あなたが死んだあとも「あなたのもの」であり続けるものが何かあるだろうか。一体なにがのこるんだっていうんだ。墓石にはあなたの名前が刻まれるが、墓石はあなたのものではない。それは石だ。
正解
正しい答えなどどこにもない
試験には正解がある。数学の証明には正解がある。クイズにも正解がある。だが人生の問いには正解がない、と人は言う。これは慰めのように聞こえるが、三秒ほど考えると恐ろしくなる。
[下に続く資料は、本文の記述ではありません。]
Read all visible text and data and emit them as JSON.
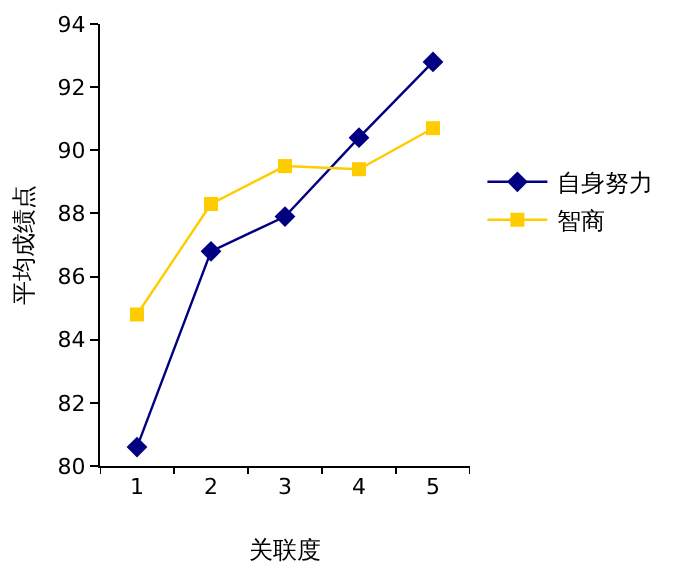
{
  "chart_data": {
    "type": "line",
    "xlabel": "关联度",
    "ylabel": "平均成绩点",
    "categories": [
      "1",
      "2",
      "3",
      "4",
      "5"
    ],
    "series": [
      {
        "name": "自身努力",
        "color": "#000080",
        "marker": "diamond",
        "values": [
          80.6,
          86.8,
          87.9,
          90.4,
          92.8
        ]
      },
      {
        "name": "智商",
        "color": "#ffcc00",
        "marker": "square",
        "values": [
          84.8,
          88.3,
          89.5,
          89.4,
          90.7
        ]
      }
    ],
    "ylim": [
      80,
      94
    ],
    "yticks": [
      80,
      82,
      84,
      86,
      88,
      90,
      92,
      94
    ],
    "grid": false,
    "legend": "right"
  }
}
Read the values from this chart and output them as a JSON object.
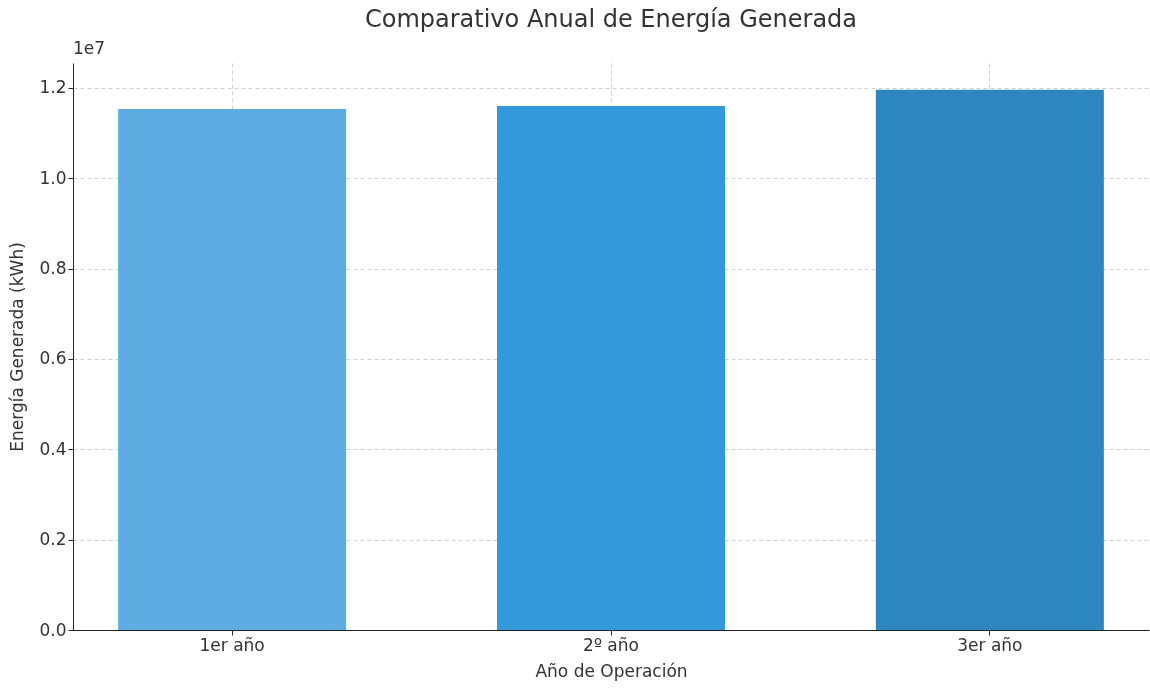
{
  "chart_data": {
    "type": "bar",
    "title": "Comparativo Anual de Energía Generada",
    "xlabel": "Año de Operación",
    "ylabel": "Energía Generada (kWh)",
    "categories": [
      "1er año",
      "2º año",
      "3er año"
    ],
    "values": [
      1.153,
      1.16,
      1.196
    ],
    "colors": [
      "#5dade2",
      "#3498db",
      "#2e86c1"
    ],
    "ylim": [
      0,
      1.255
    ],
    "yticks": [
      {
        "value": 0,
        "label": "0.0"
      },
      0.2,
      0.4,
      0.6,
      0.8,
      {
        "value": 1,
        "label": "1.0"
      },
      1.2
    ],
    "annotations": [
      "1e7"
    ],
    "grid": true
  }
}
正解がないということは、間違いもないということではない。明らかに間違った選択は存在する。だが「正解」は存在しない。間違いは回避できるが、正しさには到達できない。この非対称は不穏だ。間違いを避け続けた先に正解があるわけではない。間違いを全部避けても、残るのは「間違いではない何か」であって「正解」ではない。
道徳哲学は二千年以上にわたって「正しさ」の基準を探してきた。功利主義(ジェレミー・ベンサム、ジョン・スチュアート・ミル)は「最大多数の最大幸福」を基準とする。義務論(カント)は行為の動機と、その行為の格率が普遍化可能かどうかを基準とする。徳倫理学(アリストテレス)は行為の正しさではなく行為者の性格的卓越(アレテー)を基準とする。三つのアプローチは互いに矛盾する結論を導くことがしばしばある。ひとつの具体的な状況に対して、功利主義は「嘘をつけ」と言い、義務論は「嘘をつくな」と言い、徳倫理学は「有徳な人間ならどうするかを考えよ」と言う。
この三者がそれぞれに説得力を持ち、それぞれに批判可能であり、二千年以上議論が続いて決着がつかないという事実は、おそらくこれが決着のつく種類の問題ではないことを示唆している。善も正義もないのかもしれない。正解がまだ見つかっていないのではなく、「正解」という概念がこの領域には適用できないのかもしれない。
科学は「まだ正解がわかっていない」という立場をとる。原理的には正解が存在し、探究を続ければ近づける、と。哲学は「正解が存在しない可能性」を真剣に検討する。この二つの態度の間には深い溝がある。
AIは「正解」を出しているのか、それとも「もっともらしい回答」を出しているのか。統計的にもっとも確からしい出力は、正解とは異なる概念だ。正解は正当化を伴う。なぜそれが正しいのかを説明できなければ、たまたま合っていただけかもしれない。AIが正しい答えを出力し、その理由を尋ねるともっともらしい説明を返す場合、それは「知っている」のか「知っているように振る舞っている」のか。この問いは、先ほどの「知ることとできることの溝」と同じ場所に帰ってくる。
素人が専門家と異なる答えを出したとき、それは「間違い」なのか「別の視点」なのか。この区別は、往々にして内容ではなく権力関係によって決定される。「間違い」と分類する権限を持つのは、たいてい専門家の側だ。
二千年探して見つからなかったものを、あと何年探せばいいのだろう。
これらの問いには答えがない。あるいは、答えがあったとしても、それは別の問いを生むだけだ。
深夜にひとりで考え事をしていると、思考は勝手にこういう場所まで歩いていく。誰にも頼まれていない。何の役にも立たない。書かなくても生きていけた。読まなくても何も困らなかったはずだ。
それでも書いてしまった。そしてあなたはここまで読んでしまった。
この余剰に意味があるのかどうかは、たぶんどちらでもいい。夜が明ける。コーヒーはとっくに冷めている。